This is not an exhaustive or a complete subject. It is likely to change over time, with edits, additions and deletions, and is simply a collection of my thoughts based on many years of experience. You should follow your instincts, and you must always seek your own professional advice.
Technology has so many uses and advantages in every aspect of modern life. We take it for granted and we all benefit from it in some way or other. In surveying, the days of using a camera with film are long gone. The use of a typewriter to noisily, and slowly, create a report on paper which then needs to be sent in the mail seems now like something from long ago. We now have apps on our phone that can do basic, but perfectly usable, Lidar scans in just seconds. The use of technology is here to stay.
The use of AI, AR, VR and other variations was once the world of the gaming culture but it is now being introduced into everyday life. We can put on a headset and explore the possibility of a new kitchen or bathroom that we might want to purchase, for example.
Take this innocent use one step further and we can be digitally transformed into any building of our choice or anywhere in the world we would like to explore. All it needs is data to create the 3D visual world.
All of this sounds great, and it is, but there is a potential side that we should be cautious of and a side that is being developed by AI experts right now.
Just think about this. What if there was a handheld device/scanner that someone (anyone) could hold and walk around any building with. The person needs no skills or qualifications. The device scans the building inside and out. The data is then used with the AI software to detect building defects, provide property valuations and automatically generate a written report. This is not such a far-fetched fantasy as it might sound and it is close to being a reality.
It should worry us all. There is already an increased use of automated valuations for property within the residential mortgage market and this is especially the case for lower ‘loan to value’ cases. Automated mortgage valuations has been increasingly used over the last 5 – 10 years and it can greatly speed up decision making in what can often be a delay in the house-buying chain.
The concept that software might be developed to identify building defects, make an assessment of that defect and then automatically generate a report is frightening. The total absence of a highly trained professional to make an assessment on a building is not far from being a reality right now. This should worry us all not simply from a jobs or employment perspective but also from a consumer perspective.

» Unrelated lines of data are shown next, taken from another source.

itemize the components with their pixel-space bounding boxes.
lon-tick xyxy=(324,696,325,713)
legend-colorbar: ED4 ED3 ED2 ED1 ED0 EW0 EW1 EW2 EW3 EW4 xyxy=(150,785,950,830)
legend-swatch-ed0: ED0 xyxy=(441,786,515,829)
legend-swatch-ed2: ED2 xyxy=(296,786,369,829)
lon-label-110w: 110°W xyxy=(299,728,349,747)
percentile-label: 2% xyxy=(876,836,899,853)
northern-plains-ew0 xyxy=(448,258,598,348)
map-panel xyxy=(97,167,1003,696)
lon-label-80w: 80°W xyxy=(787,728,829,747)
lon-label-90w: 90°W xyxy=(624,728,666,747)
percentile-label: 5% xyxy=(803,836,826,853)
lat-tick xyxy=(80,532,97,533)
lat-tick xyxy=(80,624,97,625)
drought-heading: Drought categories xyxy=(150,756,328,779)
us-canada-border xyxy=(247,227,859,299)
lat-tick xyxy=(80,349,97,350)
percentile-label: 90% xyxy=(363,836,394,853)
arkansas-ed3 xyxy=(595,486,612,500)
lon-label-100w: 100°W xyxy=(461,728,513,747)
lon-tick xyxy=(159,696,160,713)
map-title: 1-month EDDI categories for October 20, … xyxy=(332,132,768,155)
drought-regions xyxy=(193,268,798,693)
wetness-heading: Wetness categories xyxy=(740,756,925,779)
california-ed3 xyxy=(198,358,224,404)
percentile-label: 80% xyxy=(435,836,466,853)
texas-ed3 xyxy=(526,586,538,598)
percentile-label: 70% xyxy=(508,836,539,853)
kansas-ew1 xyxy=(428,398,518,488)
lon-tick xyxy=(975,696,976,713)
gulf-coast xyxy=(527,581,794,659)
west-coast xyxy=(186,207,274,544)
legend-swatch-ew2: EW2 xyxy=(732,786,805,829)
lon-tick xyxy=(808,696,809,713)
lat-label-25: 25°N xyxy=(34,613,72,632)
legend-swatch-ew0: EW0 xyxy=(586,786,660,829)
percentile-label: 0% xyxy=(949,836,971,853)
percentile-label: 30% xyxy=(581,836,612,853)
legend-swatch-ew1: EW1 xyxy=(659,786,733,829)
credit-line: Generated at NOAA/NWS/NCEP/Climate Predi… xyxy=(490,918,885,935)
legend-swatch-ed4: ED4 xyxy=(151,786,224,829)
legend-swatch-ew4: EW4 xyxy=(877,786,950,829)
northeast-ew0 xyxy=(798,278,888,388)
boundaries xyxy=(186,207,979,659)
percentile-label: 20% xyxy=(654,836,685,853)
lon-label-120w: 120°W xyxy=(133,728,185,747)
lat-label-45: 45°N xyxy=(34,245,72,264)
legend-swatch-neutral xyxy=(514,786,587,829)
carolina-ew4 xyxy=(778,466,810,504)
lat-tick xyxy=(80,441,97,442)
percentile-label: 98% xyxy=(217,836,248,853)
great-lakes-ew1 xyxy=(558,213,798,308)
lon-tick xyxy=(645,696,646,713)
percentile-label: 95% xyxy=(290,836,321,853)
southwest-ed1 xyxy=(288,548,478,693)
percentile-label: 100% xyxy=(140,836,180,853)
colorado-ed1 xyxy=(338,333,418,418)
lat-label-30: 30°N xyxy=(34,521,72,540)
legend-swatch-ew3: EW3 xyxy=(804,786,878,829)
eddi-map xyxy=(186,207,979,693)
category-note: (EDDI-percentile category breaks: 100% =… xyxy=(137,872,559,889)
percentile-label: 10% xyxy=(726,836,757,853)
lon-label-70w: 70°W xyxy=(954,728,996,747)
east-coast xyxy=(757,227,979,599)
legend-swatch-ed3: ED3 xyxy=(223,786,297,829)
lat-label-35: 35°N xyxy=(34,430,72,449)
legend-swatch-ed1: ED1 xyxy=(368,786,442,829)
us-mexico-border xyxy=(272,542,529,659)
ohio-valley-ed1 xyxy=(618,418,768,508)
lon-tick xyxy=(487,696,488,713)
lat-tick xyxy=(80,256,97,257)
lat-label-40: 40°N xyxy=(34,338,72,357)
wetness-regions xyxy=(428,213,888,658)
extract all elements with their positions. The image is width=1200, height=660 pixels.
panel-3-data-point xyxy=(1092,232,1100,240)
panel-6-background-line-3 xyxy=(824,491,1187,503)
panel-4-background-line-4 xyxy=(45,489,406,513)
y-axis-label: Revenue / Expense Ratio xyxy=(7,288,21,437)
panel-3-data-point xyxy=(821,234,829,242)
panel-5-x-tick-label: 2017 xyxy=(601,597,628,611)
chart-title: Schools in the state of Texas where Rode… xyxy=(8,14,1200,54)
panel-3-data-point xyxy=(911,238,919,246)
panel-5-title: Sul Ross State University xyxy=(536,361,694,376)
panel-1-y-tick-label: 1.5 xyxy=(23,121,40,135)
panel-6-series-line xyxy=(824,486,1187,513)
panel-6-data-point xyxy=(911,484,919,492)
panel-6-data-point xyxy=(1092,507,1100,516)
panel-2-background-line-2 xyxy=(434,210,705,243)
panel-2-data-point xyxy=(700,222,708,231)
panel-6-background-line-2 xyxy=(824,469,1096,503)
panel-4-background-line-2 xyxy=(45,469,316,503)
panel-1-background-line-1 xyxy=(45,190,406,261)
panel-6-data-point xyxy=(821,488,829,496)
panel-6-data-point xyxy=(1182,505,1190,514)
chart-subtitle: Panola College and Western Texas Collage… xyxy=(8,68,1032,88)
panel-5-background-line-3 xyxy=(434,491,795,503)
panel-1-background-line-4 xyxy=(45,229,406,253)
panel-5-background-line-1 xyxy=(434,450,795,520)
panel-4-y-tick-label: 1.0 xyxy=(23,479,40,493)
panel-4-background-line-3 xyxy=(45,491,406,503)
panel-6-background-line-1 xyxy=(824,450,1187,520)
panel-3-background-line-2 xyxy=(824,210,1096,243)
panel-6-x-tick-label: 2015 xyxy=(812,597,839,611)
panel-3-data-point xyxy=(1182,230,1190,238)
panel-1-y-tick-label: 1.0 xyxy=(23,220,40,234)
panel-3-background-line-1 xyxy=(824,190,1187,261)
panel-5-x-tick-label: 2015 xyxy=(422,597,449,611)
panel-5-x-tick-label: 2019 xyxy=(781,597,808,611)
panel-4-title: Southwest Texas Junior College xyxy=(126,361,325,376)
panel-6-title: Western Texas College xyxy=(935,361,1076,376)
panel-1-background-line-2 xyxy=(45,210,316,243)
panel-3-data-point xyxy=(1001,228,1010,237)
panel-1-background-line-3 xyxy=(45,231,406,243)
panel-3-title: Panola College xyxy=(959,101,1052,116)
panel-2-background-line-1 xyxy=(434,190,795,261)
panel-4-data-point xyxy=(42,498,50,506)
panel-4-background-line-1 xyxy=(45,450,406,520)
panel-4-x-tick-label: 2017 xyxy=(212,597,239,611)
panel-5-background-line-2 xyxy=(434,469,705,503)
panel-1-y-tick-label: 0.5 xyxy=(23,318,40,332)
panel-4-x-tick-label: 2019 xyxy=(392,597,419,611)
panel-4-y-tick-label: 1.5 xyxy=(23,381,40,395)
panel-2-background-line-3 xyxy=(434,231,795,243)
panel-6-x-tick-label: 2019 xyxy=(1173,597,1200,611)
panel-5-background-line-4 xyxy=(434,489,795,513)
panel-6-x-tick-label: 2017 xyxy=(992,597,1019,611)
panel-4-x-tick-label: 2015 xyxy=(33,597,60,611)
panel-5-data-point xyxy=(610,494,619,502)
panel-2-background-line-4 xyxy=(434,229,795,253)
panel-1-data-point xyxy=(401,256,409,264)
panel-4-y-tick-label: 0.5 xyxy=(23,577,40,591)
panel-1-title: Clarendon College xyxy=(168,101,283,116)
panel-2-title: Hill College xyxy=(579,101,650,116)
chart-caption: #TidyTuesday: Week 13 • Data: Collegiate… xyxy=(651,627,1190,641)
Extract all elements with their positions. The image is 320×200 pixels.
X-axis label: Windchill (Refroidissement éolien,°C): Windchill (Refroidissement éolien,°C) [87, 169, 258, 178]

Buying a house is a stressful time for many and there is already an issue of consumer confidence over the quality of house surveys and this is especially prevalent for those who use the large ‘corporate’ survey firms who focus on the quantiity of surveys done each week and less about the quality. This is already a problem and the profession is already trying to deal with unqualified people doing inspections that are then ‘signed off’ by a qualified person in the office. Take this one step further and it is not such a big step to foresee that AI technology would be used by some firms to automate and speed up this process even faster.
I find this greatly worrying and I hope that such technology is never used within the heritage sector for consumers who are seeking specialist advice.
This is developing technology and we all need to be aware of just how quickly it is being introduced into our lives – often without us even knowing it is there.
Disclaimer: Anything posted in this Blog is for general information only and it is not in any way intended to provide any advice, legal or otherwise, on any general or specific matter that you can rely on. You should always seek your own legal and surveying advice.